Gregg Pessin, an analyst with Gartner, says the deal gives Microsoft “an entry point into the health care industry, and a huge customer base already running this stuff.”
Siri and Alexa may understand your grocery list, but Pessin says Nuance has spent time and effort developing technology that grasps the specialized language of medicine; that won’t be easy for other companies to replicate, he says. “That process of getting the system, the AI engine, to understand the medical jargon that’s important and difficult—I think that’s the real gem.” Pessin says Nuance may be able to develop parallel systems for other industries with their own jargon, such as law.
Nuance’s voice transcription technology is used by more than 300,000 clinicians and 10,000 health care organizations worldwide, according to the company’s most recent financial report, for the year ending September 2020.
Those relationships offer Microsoft a way into a market that promises to be worth billions of dollars annually. A report from IDC published in August 2020 estimates that worldwide spending on AI will more than double from $50.1 billion in 2020 to over $110 billion by 2024, and it named health care as one of the largest sectors. Microsoft said in a statement that the acquisition would double the value of the health care market it accesses to $500 billion.
Health care is widely seen as a key industry for applied AI. Numerous research studies show the potential for AI algorithms to spot disease in images or mine medical records for insights into treatment paths. And while challenges remain, like getting doctors to trust the technology or preventing bias that creeps in when the data used to train medical algorithms is insufficiently diverse, an increasing amount of AI is likely to be deployed in health care in coming years.

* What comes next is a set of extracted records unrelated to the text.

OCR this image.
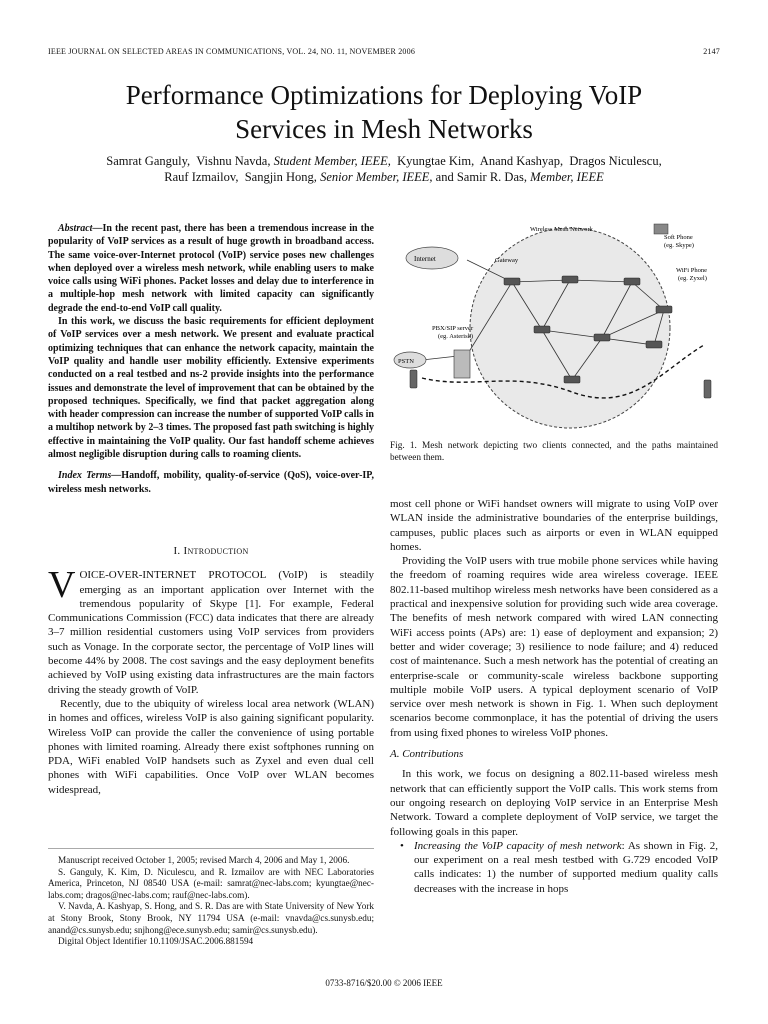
IEEE JOURNAL ON SELECTED AREAS IN COMMUNICATIONS, VOL. 24, NO. 11, NOVEMBER 2006	2147
Performance Optimizations for Deploying VoIP
Services in Mesh Networks
Samrat Ganguly, Vishnu Navda, Student Member, IEEE, Kyungtae Kim, Anand Kashyap, Dragos Niculescu,
Rauf Izmailov, Sangjin Hong, Senior Member, IEEE, and Samir R. Das, Member, IEEE

Abstract—In the recent past, there has been a tremendous increase in the popularity of VoIP services as a result of huge growth in broadband access. The same voice-over-Internet protocol (VoIP) service poses new challenges when deployed over a wireless mesh network, while enabling users to make voice calls using WiFi phones. Packet losses and delay due to interference in a multiple-hop mesh network with limited capacity can significantly degrade the end-to-end VoIP call quality.

In this work, we discuss the basic requirements for efficient deployment of VoIP services over a mesh network. We present and evaluate practical optimizing techniques that can enhance the network capacity, maintain the VoIP quality and handle user mobility efficiently. Extensive experiments conducted on a real testbed and ns-2 provide insights into the performance issues and demonstrate the level of improvement that can be obtained by the proposed techniques. Specifically, we find that packet aggregation along with header compression can increase the number of supported VoIP calls in a multihop network by 2–3 times. The proposed fast path switching is highly effective in maintaining the VoIP quality. Our fast handoff scheme achieves almost negligible disruption during calls to roaming clients.

Index Terms—Handoff, mobility, quality-of-service (QoS), voice-over-IP, wireless mesh networks.

I. Introduction

VOICE-OVER-INTERNET PROTOCOL (VoIP) is steadily emerging as an important application over Internet with the tremendous popularity of Skype [1]. For example, Federal Communications Commission (FCC) data indicates that there are already 3–7 million residential customers using VoIP services from providers such as Vonage. In the corporate sector, the percentage of VoIP lines will become 44% by 2008. The cost savings and the easy deployment benefits achieved by VoIP using existing data infrastructures are the main factors driving the steady growth of VoIP.

Recently, due to the ubiquity of wireless local area network (WLAN) in homes and offices, wireless VoIP is also gaining significant popularity. Wireless VoIP can provide the caller the convenience of using portable phones with limited roaming. Already there exist softphones running on PDA, WiFi enabled VoIP handsets such as Zyxel and even dual cell phones with WiFi capabilities. Once VoIP over WLAN becomes widespread,

Manuscript received October 1, 2005; revised March 4, 2006 and May 1, 2006.

S. Ganguly, K. Kim, D. Niculescu, and R. Izmailov are with NEC Laboratories America, Princeton, NJ 08540 USA (e-mail: samrat@nec-labs.com; kyungtae@nec-labs.com; dragos@nec-labs.com; rauf@nec-labs.com).

V. Navda, A. Kashyap, S. Hong, and S. R. Das are with State University of New York at Stony Brook, Stony Brook, NY 11794 USA (e-mail: vnavda@cs.sunysb.edu; anand@cs.sunysb.edu; snjhong@ece.sunysb.edu; samir@cs.sunysb.edu).

Digital Object Identifier 10.1109/JSAC.2006.881594

Internet	Gateway
PSTN
PBX/SIP server
(eg. Asterisk)
Wireless Mesh Network
Soft Phone
(eg. Skype)
WiFi Phone
(eg. Zyxel)
Fig. 1. Mesh network depicting two clients connected, and the paths maintained between them.

most cell phone or WiFi handset owners will migrate to using VoIP over WLAN inside the administrative boundaries of the enterprise buildings, campuses, public places such as airports or even in WLAN equipped homes.

Providing the VoIP users with true mobile phone services while having the freedom of roaming requires wide area wireless coverage. IEEE 802.11-based multihop wireless mesh networks have been considered as a practical and inexpensive solution for providing such wide area coverage. The benefits of mesh network compared with wired LAN connecting WiFi access points (APs) are: 1) ease of deployment and expansion; 2) better and wider coverage; 3) resilience to node failure; and 4) reduced cost of maintenance. Such a mesh network has the potential of creating an enterprise-scale or community-scale wireless backbone supporting multiple mobile VoIP users. A typical deployment scenario of VoIP service over mesh network is shown in Fig. 1. When such deployment scenarios become commonplace, it has the potential of driving the users from using fixed phones to wireless VoIP phones.

A. Contributions

In this work, we focus on designing a 802.11-based wireless mesh network that can efficiently support the VoIP calls. This work stems from our ongoing research on deploying VoIP service in an Enterprise Mesh Network. Toward a complete deployment of VoIP service, we target the following goals in this paper.

• Increasing the VoIP capacity of mesh network: As shown in Fig. 2, our experiment on a real mesh testbed with G.729 encoded VoIP calls indicates: 1) the number of supported medium quality calls decreases with the increase in hops

0733-8716/$20.00 © 2006 IEEE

Voice recognition and natural language understanding have improved significantly in recent years, thanks to advances in AI. The technology has been around for decades, but new machine-learning methods have made it easier to train machines to recognize speech reliably. Nuance, which traces its origins to a firm founded in 1992, faces growing competition from companies like Google and Amazon, but it also has experience honing the technology and selling into niche markets.
“The health care business is huge, and it probably is the main reason that Microsoft is buying Nuance,” says Ian Jacobs, an analyst at Forrester. “But the price reflects the overall value that Nuance brings, all the things it does.”
Besides health care software, Nuance makes a platform for building chatbots, voice-based authentication technology, and tools for monitoring call center conversations. Jacobs says the $16 billion price tag reflects the broader potential of these technologies as well as the growing importance of AI for health care.
Jacobs says the deal may also reflect an expectation that more health care will be delivered over the internet. “Telehealth has become more accepted—it’s not going away,” Jacobs says. He believes that Microsoft may be betting that more sophisticated forms of AI will eventually be able to triage patients before they see a doctor, or offer medical professionals advice in real time. “Think about the ability to augment the ability of the clinician,” he says.
Dan Miller, lead analyst at Opus Research, agrees that Nuance offers more than just a way to reach doctors, and he says it fits with Microsoft’s strategy of selling AI and cloud software into specific industries. “There is a lot of upside,” he says. “Is the price right? That just comes down to execution and Microsoft management making it fit with the stuff they are doing.”